I am now looking for
$$\Phi_n(i)$$ and/or $$\Phi_n(-i)$$ with $i$ the complex unit.

*The reason is :  
I suppose it is true that $(1-i)^{\phi(n)}\Phi_n(i)$ is either zero or of the form
$$(-1)^{f(n)}2^{g(n)}$$ for some rational valued functions. 
Just now $f(n)$ and $g(n)$ are unknown to me. But if all calculations would succeed
by taking logarithms $\phi(n)$ may perhaps be calculated.
The ideas behind that rely on the polynomials defined by William E Heierman published   on his Web Site. 
 A: After a long thought, my conjecture is instead the following.
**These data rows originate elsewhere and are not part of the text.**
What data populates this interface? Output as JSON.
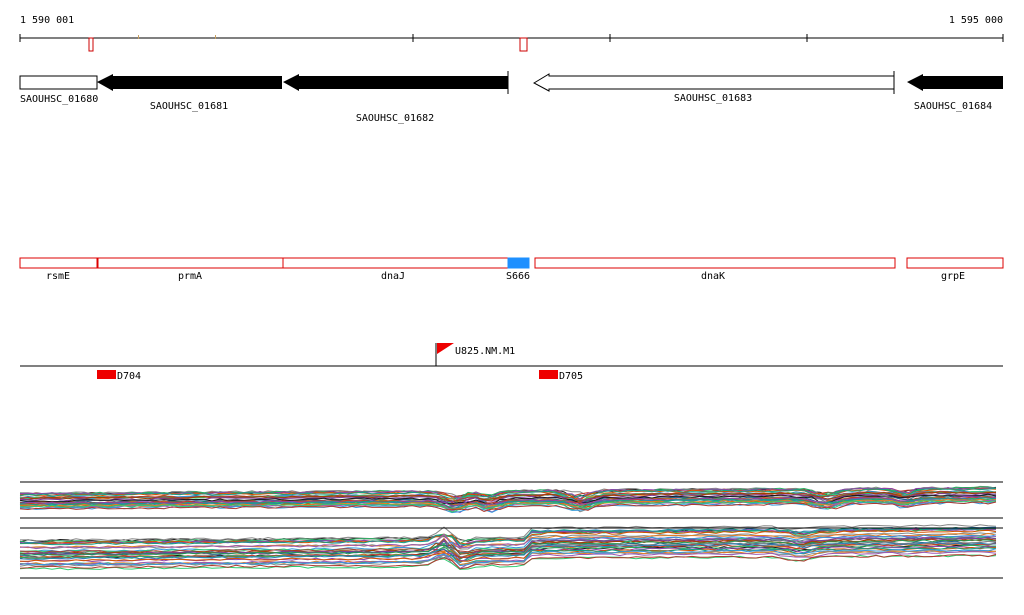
{
  "ruler": {
    "start_label": "1 590 001",
    "end_label": "1 595 000"
  },
  "genes": [
    {
      "name": "SAOUHSC_01680",
      "strand": "plus",
      "fill": "#ffffff"
    },
    {
      "name": "SAOUHSC_01681",
      "strand": "minus",
      "fill": "#000000"
    },
    {
      "name": "SAOUHSC_01682",
      "strand": "minus",
      "fill": "#000000"
    },
    {
      "name": "SAOUHSC_01683",
      "strand": "minus",
      "fill": "#ffffff"
    },
    {
      "name": "SAOUHSC_01684",
      "strand": "minus",
      "fill": "#000000"
    }
  ],
  "features": [
    {
      "name": "rsmE"
    },
    {
      "name": "prmA"
    },
    {
      "name": "dnaJ"
    },
    {
      "name": "S666"
    },
    {
      "name": "dnaK"
    },
    {
      "name": "grpE"
    }
  ],
  "markers": {
    "flag": {
      "label": "U825.NM.M1"
    },
    "blocks": [
      {
        "label": "D704"
      },
      {
        "label": "D705"
      }
    ]
  },
  "colors": {
    "feature_outline": "#dd0000",
    "highlight": "#1e90ff",
    "marker": "#ee0000",
    "gene_fill": "#000000"
  }
}
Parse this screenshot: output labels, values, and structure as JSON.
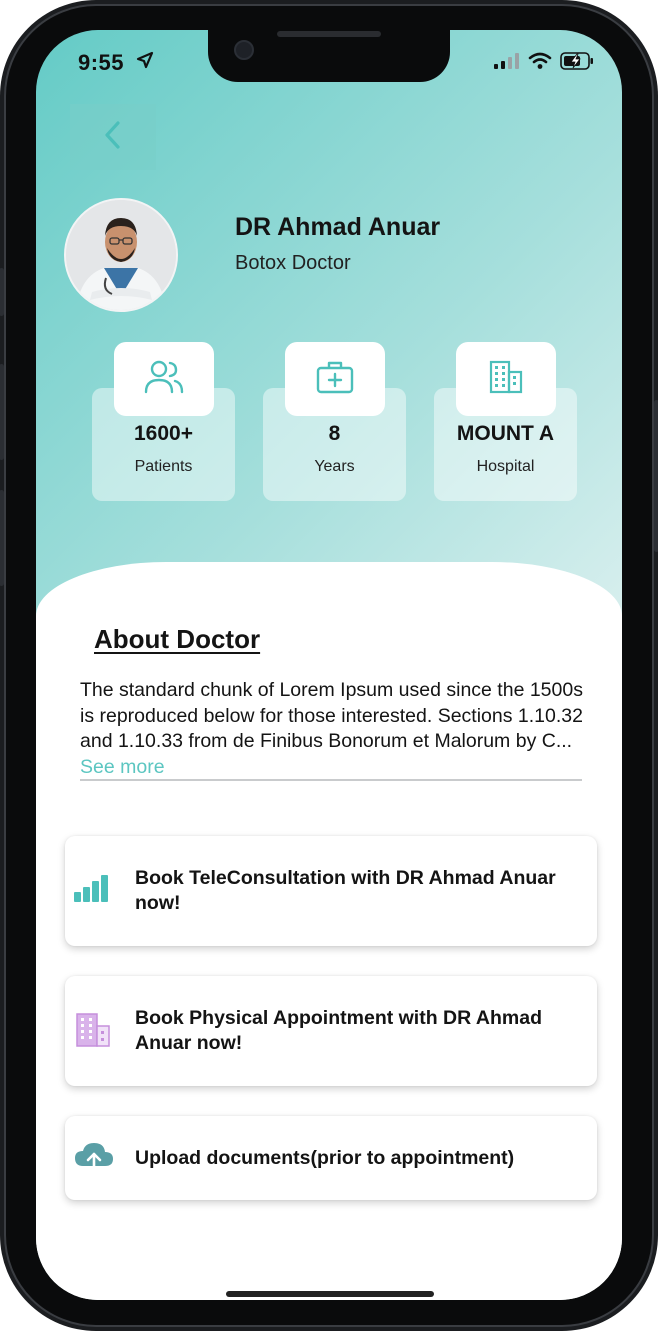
{
  "status_bar": {
    "time": "9:55",
    "location_icon": "location-arrow-icon",
    "signal_icon": "cellular-signal-icon",
    "wifi_icon": "wifi-icon",
    "battery_icon": "battery-charging-icon"
  },
  "header": {
    "back_icon": "chevron-left-icon"
  },
  "doctor": {
    "name": "DR Ahmad Anuar",
    "specialty": "Botox Doctor",
    "avatar_icon": "doctor-avatar"
  },
  "stats": [
    {
      "icon": "people-icon",
      "value": "1600+",
      "label": "Patients"
    },
    {
      "icon": "medical-kit-icon",
      "value": "8",
      "label": "Years"
    },
    {
      "icon": "hospital-building-icon",
      "value": "MOUNT A",
      "label": "Hospital"
    }
  ],
  "about": {
    "title": "About Doctor",
    "text": "The standard chunk of Lorem Ipsum used since the 1500s is reproduced below for those interested. Sections 1.10.32 and 1.10.33 from de Finibus Bonorum et Malorum by C...",
    "see_more": "See more"
  },
  "actions": [
    {
      "icon": "signal-bars-icon",
      "label": "Book TeleConsultation with DR Ahmad Anuar now!"
    },
    {
      "icon": "building-icon",
      "label": "Book Physical Appointment with DR Ahmad Anuar now!"
    },
    {
      "icon": "cloud-upload-icon",
      "label": "Upload documents(prior to appointment)"
    }
  ],
  "colors": {
    "accent": "#5cc6c1",
    "header_gradient_start": "#64cbc6",
    "header_gradient_end": "#eef7f7",
    "purple_accent": "#c58fdc"
  }
}
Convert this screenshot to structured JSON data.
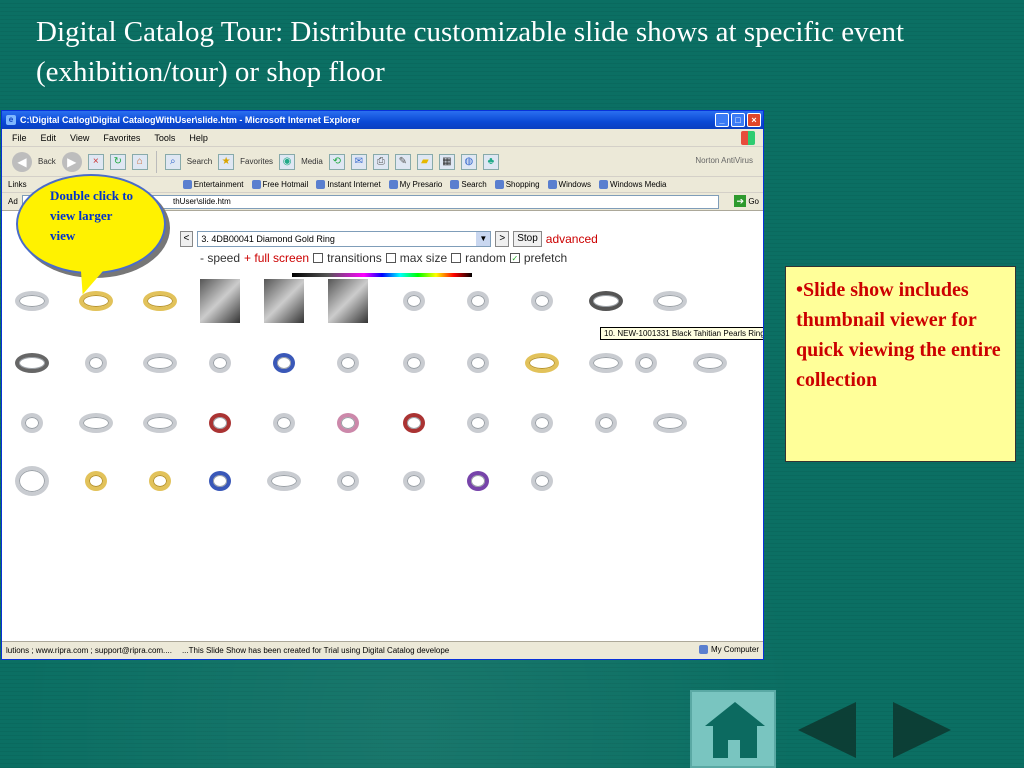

Let $\nu=\nu_2(n)$, $\omega_1$ be the number of distinct prime numbers $\equiv 1\pmod{4}$ that divide $n$, $\omega_3$ be the number of distinct prime numbers $\equiv 3\pmod{4}$ that divide $n$. I claim:
$$\begin{array}{rl}\textbf{If...}&\textbf{then...}\\
n=2&\Phi_n(i)=1+i\\
n=4&\Phi_n(i)=0\\
n=2^{k},k\geq 2&\Phi_n(i)=2\\
n=4p&\Phi_n(i)=p\\
\omega_1\geq 1,n\neq 4p & \Phi_n(i)=1\\
\nu\geq 3&\Phi_n(i)=1\\
\omega_3\geq 3&\Phi_n(i)=1\\
\omega_1=0,\omega_3=1,\nu=0&\Phi_n(i)=i\\
\omega_1=0,\omega_3=1,\nu=1&\Phi_n(i)=-i\\
\omega_1=0,\omega_3=2,\nu<2&\Phi_n(i)=-1\\
\omega_1=0,\omega_3=2,\nu=2&\Phi_n(i)=1.\\
\end{array}$$
Please check this conjecture. I am too lazy now to prove that it holds in virtue of:
$$\Phi_n(i)=\prod_{d\mid n}\left(i^{n/d}-1\right)^{\mu(d)}$$
by an induction depending on eleven different cases, but I can find somewhere the strength to do my math if this is really useful.
A: I made a calculation for $n\ge 3$ and get
$$\prod_{E_n}\cos\left(\frac{k\pi}{n}\right)=\frac{\Phi_n(-1)}{2^{\phi(n)}}$$
This formula may be totally wrong at this moment.
I have not the CAS Mathematica available and also not the programming skills to check it by other CAS freely available.
A: I recalculated the formula and it is indeed  
$$\prod_{E_n}\cos\left(\frac{k\pi}{n}\right)=(-1)^{\frac{\phi(n)}{2}}\frac{\Phi_n(-1)}{2^{\phi(n)}}$$
for $n>2$. Taking absolute values on both sides allows one then to calculate $\phi(n)$.